Proses terminasi sebaiknya dilakukan secara bertahap dan perlahan-lahan. Misalnya dengan jumlah pertemuan yang terbatas pada tiap sesi, berkonsentrasi bersama klien tentang mempersiapkan diri untuk lepas dari konseling.
Vickio (1990) mengembangkan cara yang unik dalam menerapkan strategi yang kongkret bagi para siswa yang berhadapan dengan rasa kehilangan dan terminasi dalam bukunya The Goodbye Brochure. Mengadapi kehilangan yang sukses dan kehilangan yang tidak sukses dengan lima D (lima M dalam bahasa Indonesia).
Kehilangan yang sukses:
  1. Menentukan cara untuk menjadikan transisi anda sebagai suatu proses yang bertahap
  2. Menemukan makna lain dari aktivitas-aktivitas dalam kehidupan anda
  3. Menggambarkan peran tersebut pada orang lain
  4. Menikmati apa yang telah anda dapatkan dan apa yang ada dihadapan anda
  5. Mendefinisikan bidang-bidang yang berkelanjutan dalam kehidupan anda
Kehilangan yang tidak sukses
  1. Menyangkal kehilangan
  2. Membengkokan pengalaman anda dengan melebih-lebihkan keberhasilan didalamnya
  3. Menurunkan jumlah aktivitas dan hubungan anda
  4. Mengalihkan perhatian dari memikirkan terminasi
  5. Melepaskan diri secara mendadak dari aktivitas dan hubungan anda
Lerner dan Lerner (1983) percaya bahwa penolakan dari klien sering kali disebabkan oleh ketakutan akan perubahan.

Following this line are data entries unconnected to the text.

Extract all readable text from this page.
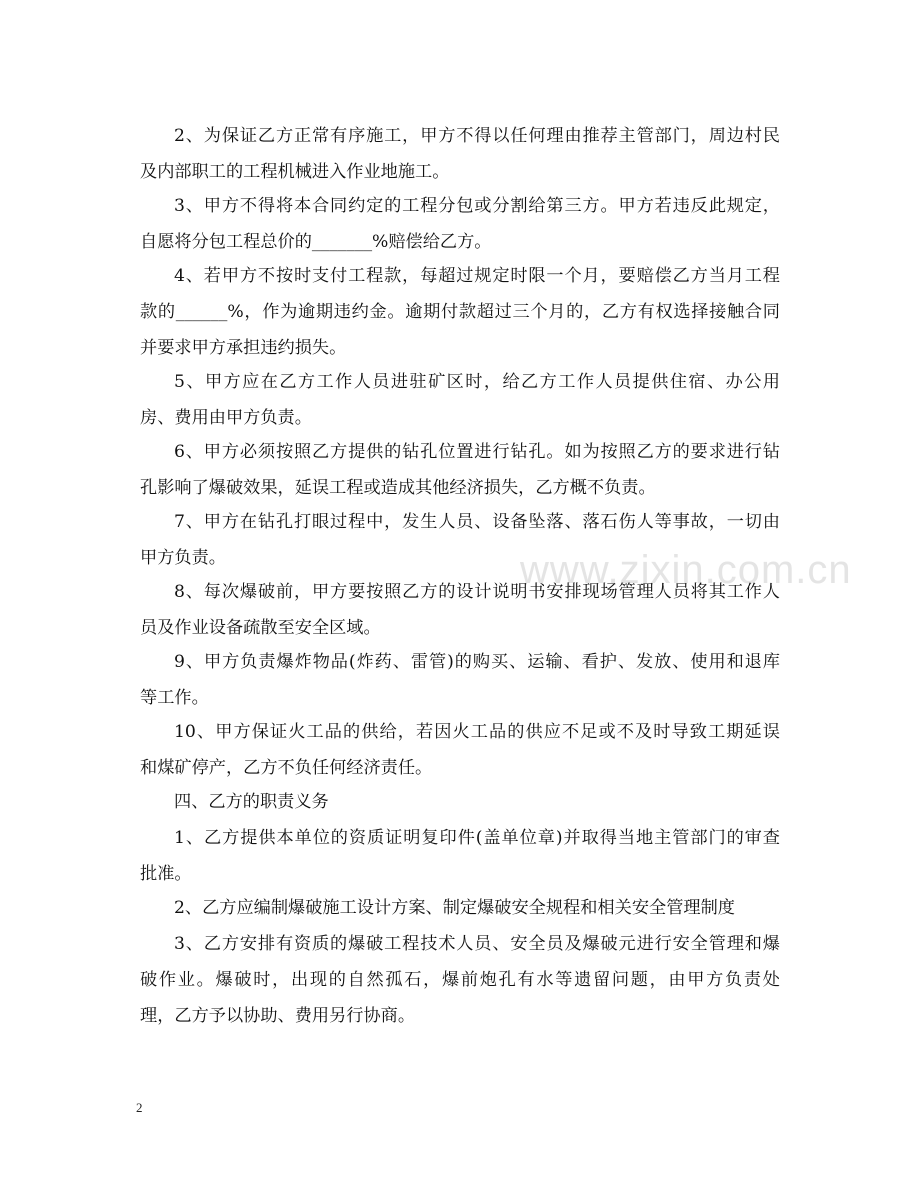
www.zixin.com.cn
2、为保证乙方正常有序施工，甲方不得以任何理由推荐主管部门，周边村民
及内部职工的工程机械进入作业地施工。
3、甲方不得将本合同约定的工程分包或分割给第三方。甲方若违反此规定，
自愿将分包工程总价的_______%赔偿给乙方。
4、若甲方不按时支付工程款，每超过规定时限一个月，要赔偿乙方当月工程
款的______%，作为逾期违约金。逾期付款超过三个月的，乙方有权选择接触合同
并要求甲方承担违约损失。
5、甲方应在乙方工作人员进驻矿区时，给乙方工作人员提供住宿、办公用
房、费用由甲方负责。
6、甲方必须按照乙方提供的钻孔位置进行钻孔。如为按照乙方的要求进行钻
孔影响了爆破效果，延误工程或造成其他经济损失，乙方概不负责。
7、甲方在钻孔打眼过程中，发生人员、设备坠落、落石伤人等事故，一切由
甲方负责。
8、每次爆破前，甲方要按照乙方的设计说明书安排现场管理人员将其工作人
员及作业设备疏散至安全区域。
9、甲方负责爆炸物品(炸药、雷管)的购买、运输、看护、发放、使用和退库
等工作。
10、甲方保证火工品的供给，若因火工品的供应不足或不及时导致工期延误
和煤矿停产，乙方不负任何经济责任。
四、乙方的职责义务
1、乙方提供本单位的资质证明复印件(盖单位章)并取得当地主管部门的审查
批准。
2、乙方应编制爆破施工设计方案、制定爆破安全规程和相关安全管理制度
3、乙方安排有资质的爆破工程技术人员、安全员及爆破元进行安全管理和爆
破作业。爆破时，出现的自然孤石，爆前炮孔有水等遗留问题，由甲方负责处
理，乙方予以协助、费用另行协商。
2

2. Penolakan dari Konselor
Goodyear (1981) menyebutkan delapan kondisi dimana terminasi dirasa sangat sulit bagi individu:
  1. Ketika terminasi menjadi sinyal akan berakhirnya sebuah hubungan yang signifikan
  2. Ketika terminasi meningkatkan kegelisahan konselor atas kemampuan kliennya untuk berfungsi secara mandiri
  3. Ketika terminasi membangkitkan rasa bersalah dalam diri konselornya karena belum dapat bekerja lebih efektif untuk kliennya
  4. Ketika konsep professional konselor terancam oleh klien yang pergi dan tiba-tiba marah
  5. Ketika terminasi menjadi sinyal akan berakhirnya suatu pengalaman belajar bagi konselor
  6. Ketika terminasi menjadi sinyal akan berakhirnya suatu pengalaman hidup menyenangkan yang dibayangkan melalui petualangan klien
  7. Ketika terminasi menjadi simbol rekapitulasi selamat tinggal orang lain (khususnya yang tak terpecahkan) di dalam kehidupan konselor
  8. Ketika terminasi memunculkan konflik di dalam diri konselor mengenai individualisasinya sendiri
Adalah sangat penting bagi konselor untuk mengenali kesulitan yang dihadapinya dalam melepaskan klien-klien tersebut. Konselor dapat berkonsultasi dengan rekannya dalam menghadapi permasalahan tersebut atau menjalani konseling untuk memecahkan masalah tersebut.
Terminasi Prematur
Terminasi prematur lebih berhubungan dengan seberapa baik klien telah mencapai tujuan pribadi yang di tetapkan pada awal proses konseling dan seberapa baik dia berfungsi secara umum (Ward, 1984). Terlepas dari cara klien mengekspresikan keinginannya untuk melakukan terminasi prematur, hal ini biasanya memicu pemikiran dan perasaan dalam diri konselor yang harus ditangani. Sebaiknya terminasi prematur ini dibicarakan antara klien dan konselor hal ini dapat membuat pikiran dan perasaan klien maupun konselor dapat diperiksa dan akhir yang prematur dapat dicegah.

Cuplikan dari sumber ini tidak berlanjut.